2. Mold/Tooling Protection Agreement. This agreement makes clear that the molds/tooling you are having made for you will actually belong to you and cannot be used to make products for anyone but you. Without such an agreement, when you seek to move your production to a new manufacturer, your old manufacturer will very likely keep your molds/tooling. Without this agreement there is also a good chance your old (or even your present) manufacturer will use “your” molds/tooling to make “your” products and compete with you. Just as is true with China NNN Agreements, it often makes sense to skip this agreement and put its substantive provisions into the Product Manufacturing Agreement. For more on these agreements, check out Manufacturing in China: Control Your Molds.
3. Product Ownership Agreement. This agreement makes clear the product you are co-developing with your Chinese manufacturer or having made by your Chinese manufacturer belongs to you. This makes sure you have something in writing and enforceable in both China and in any other country in which your product is going to be sold. Without this agreement, your Chinese manufacturer may be able to claim ownership to the IP rights in “your” product and register a patent in “your” product in China and in other countries. See China and The Internet of Things and How to Destroy Your Own Company. This agreement is rarely needed because a Product Development Agreement or a Product Manufacturing Agreement usually can cover the product ownership issues.

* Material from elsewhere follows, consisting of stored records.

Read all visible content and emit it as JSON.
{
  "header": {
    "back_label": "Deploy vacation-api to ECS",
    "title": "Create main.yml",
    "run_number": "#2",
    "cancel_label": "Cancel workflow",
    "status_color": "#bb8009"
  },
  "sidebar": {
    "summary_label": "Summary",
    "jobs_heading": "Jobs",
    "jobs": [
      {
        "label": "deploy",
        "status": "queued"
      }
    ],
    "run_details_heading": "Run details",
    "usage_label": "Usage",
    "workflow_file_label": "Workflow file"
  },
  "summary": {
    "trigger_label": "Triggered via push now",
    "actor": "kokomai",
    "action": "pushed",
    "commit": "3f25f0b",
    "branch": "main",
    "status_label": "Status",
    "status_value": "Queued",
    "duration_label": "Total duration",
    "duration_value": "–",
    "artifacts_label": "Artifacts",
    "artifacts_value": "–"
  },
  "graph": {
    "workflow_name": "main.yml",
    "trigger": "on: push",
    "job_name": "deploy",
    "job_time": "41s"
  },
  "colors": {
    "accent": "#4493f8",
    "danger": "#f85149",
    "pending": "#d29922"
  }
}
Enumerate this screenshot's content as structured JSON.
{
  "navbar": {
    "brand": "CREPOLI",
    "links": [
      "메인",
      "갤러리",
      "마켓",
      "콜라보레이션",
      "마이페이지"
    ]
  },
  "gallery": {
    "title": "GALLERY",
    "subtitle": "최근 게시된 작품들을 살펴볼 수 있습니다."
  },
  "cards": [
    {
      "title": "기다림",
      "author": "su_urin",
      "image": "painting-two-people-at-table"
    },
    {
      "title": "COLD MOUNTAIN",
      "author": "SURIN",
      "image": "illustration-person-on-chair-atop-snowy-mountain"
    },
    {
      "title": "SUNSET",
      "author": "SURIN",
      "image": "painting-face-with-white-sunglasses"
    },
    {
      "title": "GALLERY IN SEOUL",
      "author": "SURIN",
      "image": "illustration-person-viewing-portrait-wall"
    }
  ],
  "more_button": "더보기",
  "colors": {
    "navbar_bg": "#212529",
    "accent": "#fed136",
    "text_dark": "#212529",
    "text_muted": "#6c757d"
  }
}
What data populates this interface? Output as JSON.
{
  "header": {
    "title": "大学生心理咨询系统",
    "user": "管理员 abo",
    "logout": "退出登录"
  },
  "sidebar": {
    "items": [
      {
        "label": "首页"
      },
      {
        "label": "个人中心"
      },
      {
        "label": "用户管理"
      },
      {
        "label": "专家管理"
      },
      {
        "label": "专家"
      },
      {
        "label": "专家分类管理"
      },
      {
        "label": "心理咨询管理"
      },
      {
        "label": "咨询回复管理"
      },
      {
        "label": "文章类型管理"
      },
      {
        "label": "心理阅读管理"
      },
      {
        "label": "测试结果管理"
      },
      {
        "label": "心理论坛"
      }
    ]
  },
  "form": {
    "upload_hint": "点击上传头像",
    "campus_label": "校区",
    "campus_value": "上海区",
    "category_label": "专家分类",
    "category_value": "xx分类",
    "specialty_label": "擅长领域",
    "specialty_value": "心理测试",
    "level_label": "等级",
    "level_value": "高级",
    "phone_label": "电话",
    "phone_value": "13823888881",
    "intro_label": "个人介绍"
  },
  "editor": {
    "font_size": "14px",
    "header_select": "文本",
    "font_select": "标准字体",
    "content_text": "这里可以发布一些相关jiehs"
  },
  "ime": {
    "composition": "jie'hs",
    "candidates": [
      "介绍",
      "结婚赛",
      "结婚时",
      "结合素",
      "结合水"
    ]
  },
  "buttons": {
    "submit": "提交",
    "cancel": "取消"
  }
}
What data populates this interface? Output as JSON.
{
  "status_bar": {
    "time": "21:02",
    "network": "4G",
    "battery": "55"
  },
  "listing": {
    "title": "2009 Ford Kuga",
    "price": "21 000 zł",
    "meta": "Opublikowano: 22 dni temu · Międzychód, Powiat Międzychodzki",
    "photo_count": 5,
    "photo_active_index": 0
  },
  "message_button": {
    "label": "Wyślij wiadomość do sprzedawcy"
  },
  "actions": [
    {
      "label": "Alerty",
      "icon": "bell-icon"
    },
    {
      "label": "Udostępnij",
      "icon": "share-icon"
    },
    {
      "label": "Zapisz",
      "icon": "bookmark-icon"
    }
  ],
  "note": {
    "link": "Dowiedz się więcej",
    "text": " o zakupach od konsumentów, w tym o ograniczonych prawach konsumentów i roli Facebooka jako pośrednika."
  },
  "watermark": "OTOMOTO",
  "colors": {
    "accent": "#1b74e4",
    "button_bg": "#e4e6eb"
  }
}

4. Product Development Agreement. This complicated agreement should set out the terms of your product development relationship with your Chinese manufacturer, In particular, it should specify who will own what of the finished product and who will pay for what to develop the finished product. These agreements should make clear what you will be paying in product development costs and they should set out the various milestones your Chinese product manufacturer must meet to get paid. At minimum they should address (1) the product to be developed, (2) the technology the foreign company and the Chinese manufacturer will contribute to develop the product, (3) who will provide the product specifications and in what form, and (4) who will own the IP rights to the final product.
5. China Manufacturing Agreement. This agreement is often called a Product Sourcing Agreement or OEM Agreement. These complicated agreements should clarify pretty much everything between you and your Chinese manufacturer, and unless you are spending small amounts on your product purchases, you need a China Manufacturing Agreement. Among other things, this agreement usually should — at minimum — address the following:
Mold and/or Tooling ownership
Non-compete, non-circumvention, non-disclosure See NNN Agreements above
Liquidated damages for breaches
6. China Trademarks. If you are having your product made in China, you should secure a trademark for whatever brand name (and probably whatever logo) you are putting on your product or its packaging. If you don’t do this, someone else probably will and then they will use their trademark to stop your product from leaving China. You also should secure trademarks in the countries in which you will be selling your product because trademarks do NOT cross borders. Getting a China trademark is nearly always essential. See China: Do Just ONE Thing: Register Your Trademarks.
7. China Patents. If your product is innovative or distinctive in its function or its design, you should consider securing a China invention or design patent. These patents can be valuable/necessary to protect your product against copying and to prevent someone else from registering a patent on your product in China and then using that patent to stop you from manufacturing your product in China or from leaving China’s ports. See China: Do Just ONE Thing: Register Your Trademarks AND Your Design Patents.
The thing we as lawyers always need to focus on is maximizing value/protection for our clients while minimizing costs. This involves choosing the right agreement(s) and the right registration(s) at the right time(s) and doing everything correctly.